# Looking for grazing and stables in Milton Keynes



## Bucks Fizz (16 June 2015)

Evening all,
Can anyone help?
I'm looking for grazing with two or more stables in the Milton Keynes area for two geldings. 
Ideally looking for somewhere to rent for sole use and definitely not looking to go to a large livery yard.
Parks trust no good due to lack of stables. Have looked on preloved and Facebook but nothing suitable so far.
Does need to be in an area with good hacking.
Does anyone know of anything that might be suitable?


----------



## Leo Walker (16 June 2015)

Theres a yard in Mursley for rent. Looks lovely! 5 acres and I think 3 stables, a tack room and wash box. Looks to be in lovely condition. Its not cheap at £380 a month, but seems to be more than worth it! Let me know if you want details. I saw it on Facebook as its a friend of a friend advertising, and despite only having one horse, if I wasnt moving 25miles away in a couple of weeks I'd have snapped it up!

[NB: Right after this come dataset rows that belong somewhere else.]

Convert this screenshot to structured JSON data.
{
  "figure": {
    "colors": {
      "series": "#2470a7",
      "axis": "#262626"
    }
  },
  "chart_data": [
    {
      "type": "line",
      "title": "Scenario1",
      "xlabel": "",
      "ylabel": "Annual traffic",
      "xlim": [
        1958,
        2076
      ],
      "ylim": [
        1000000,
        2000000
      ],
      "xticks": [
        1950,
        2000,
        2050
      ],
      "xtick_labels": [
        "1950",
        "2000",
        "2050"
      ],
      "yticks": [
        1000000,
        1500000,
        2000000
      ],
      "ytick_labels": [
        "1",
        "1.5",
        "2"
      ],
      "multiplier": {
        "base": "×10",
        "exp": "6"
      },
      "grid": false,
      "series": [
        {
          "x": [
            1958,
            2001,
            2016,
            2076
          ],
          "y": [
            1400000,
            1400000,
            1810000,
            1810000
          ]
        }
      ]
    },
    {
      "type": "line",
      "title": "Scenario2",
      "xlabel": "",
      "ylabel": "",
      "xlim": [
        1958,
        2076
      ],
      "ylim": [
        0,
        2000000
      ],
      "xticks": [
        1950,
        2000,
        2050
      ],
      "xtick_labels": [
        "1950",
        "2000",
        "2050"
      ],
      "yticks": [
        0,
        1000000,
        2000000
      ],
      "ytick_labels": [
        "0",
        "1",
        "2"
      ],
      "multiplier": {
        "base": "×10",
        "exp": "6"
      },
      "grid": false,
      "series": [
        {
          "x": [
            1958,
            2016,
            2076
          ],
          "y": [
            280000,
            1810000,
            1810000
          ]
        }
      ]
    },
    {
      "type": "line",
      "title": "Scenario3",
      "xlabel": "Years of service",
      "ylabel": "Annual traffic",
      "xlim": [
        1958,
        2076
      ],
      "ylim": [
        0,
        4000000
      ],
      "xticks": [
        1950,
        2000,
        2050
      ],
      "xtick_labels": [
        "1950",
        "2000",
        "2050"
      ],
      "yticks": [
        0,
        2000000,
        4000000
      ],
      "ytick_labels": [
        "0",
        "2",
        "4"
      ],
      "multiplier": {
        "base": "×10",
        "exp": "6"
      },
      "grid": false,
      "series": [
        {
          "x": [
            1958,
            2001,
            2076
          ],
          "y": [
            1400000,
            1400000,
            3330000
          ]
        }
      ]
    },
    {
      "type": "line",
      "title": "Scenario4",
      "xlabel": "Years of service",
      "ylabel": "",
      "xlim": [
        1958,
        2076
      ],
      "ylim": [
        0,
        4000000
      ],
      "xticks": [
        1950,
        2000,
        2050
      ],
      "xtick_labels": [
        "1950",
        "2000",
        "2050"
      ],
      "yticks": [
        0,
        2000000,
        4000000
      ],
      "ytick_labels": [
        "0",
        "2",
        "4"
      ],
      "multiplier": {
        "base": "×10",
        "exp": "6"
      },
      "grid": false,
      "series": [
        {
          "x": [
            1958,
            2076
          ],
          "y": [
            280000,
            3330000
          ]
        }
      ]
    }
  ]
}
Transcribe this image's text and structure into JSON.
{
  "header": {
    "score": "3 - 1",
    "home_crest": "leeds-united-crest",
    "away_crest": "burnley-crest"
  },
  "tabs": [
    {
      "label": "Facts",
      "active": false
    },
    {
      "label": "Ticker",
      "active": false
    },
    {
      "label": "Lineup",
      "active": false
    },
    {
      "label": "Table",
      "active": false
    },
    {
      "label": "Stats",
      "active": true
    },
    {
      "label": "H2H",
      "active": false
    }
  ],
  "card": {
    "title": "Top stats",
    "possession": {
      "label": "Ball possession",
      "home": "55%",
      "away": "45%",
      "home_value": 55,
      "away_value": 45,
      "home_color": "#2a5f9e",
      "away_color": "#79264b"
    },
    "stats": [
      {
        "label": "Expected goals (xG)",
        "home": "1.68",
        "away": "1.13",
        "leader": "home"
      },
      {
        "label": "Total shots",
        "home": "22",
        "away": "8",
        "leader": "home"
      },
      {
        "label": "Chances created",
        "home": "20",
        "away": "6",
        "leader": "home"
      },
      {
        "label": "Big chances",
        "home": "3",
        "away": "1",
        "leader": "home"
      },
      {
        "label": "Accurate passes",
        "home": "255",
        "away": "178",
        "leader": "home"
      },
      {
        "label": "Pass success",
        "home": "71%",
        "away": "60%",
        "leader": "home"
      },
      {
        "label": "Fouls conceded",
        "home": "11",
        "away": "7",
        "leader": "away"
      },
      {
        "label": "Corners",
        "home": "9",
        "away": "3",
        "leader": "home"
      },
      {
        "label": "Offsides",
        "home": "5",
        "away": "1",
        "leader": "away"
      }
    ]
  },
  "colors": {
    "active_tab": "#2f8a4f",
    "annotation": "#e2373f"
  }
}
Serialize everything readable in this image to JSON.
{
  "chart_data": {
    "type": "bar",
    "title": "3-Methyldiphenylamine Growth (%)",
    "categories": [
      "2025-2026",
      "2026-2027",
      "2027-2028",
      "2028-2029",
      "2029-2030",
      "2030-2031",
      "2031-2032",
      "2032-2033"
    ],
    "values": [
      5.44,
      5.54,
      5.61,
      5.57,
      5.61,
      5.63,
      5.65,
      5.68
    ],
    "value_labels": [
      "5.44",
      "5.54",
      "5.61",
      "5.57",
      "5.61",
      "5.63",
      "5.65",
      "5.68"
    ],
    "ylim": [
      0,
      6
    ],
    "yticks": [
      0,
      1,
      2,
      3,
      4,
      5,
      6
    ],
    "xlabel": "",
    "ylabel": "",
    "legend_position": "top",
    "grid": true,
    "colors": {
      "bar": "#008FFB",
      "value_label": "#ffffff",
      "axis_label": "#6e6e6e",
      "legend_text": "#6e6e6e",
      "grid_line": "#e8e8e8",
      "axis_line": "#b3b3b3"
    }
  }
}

Just as an aside, Parks Trust dont have actual stables, but most of the paddocks have the shelters converted to stables, and even if they dont, they dont mind you doing that


----------



## Bucks Fizz (17 June 2015)

Hi thanks for your reply.
I have seen that one in mursley on fb, personally I think the price is steep for only three stables.
I've spoken to Parks trust a few times before, they have told me they do not allow any straw or shavings in their field shelters so I'm really surprised you say they don't mind them being converted... Do you have first hand knowledge of this being allowed as this is very interesting!


----------



## Leo Walker (17 June 2015)

Yup, the the one I was in was converted to a stable with the horse stabled overnight and bedded on shavings, My friend took one on and had to clear the previous occupants bed out of the stable. I know other people definitely put doors on and use them as stables and they do know about it 

The Mursley yard is about the cot of 3 boxes on a DIY yard, and only £80 a month more than 3 Parks Trust places would be. I thought it was really good value :lol:


----------



## Bucks Fizz (17 June 2015)

I guess I've been spoiled at previous and current yards! 
I'll have another chat with Angela at parks trust then.
Did you find the grazing ok in those paddocks?
I've been told they can get quite boggy?
I'd be looking at the woughton ones


----------



## MyBoyChe (18 June 2015)

There was a yard near to Great Brickhill advertising on Preloved recently.  Good hacking area but cant remember what facilities they had.


----------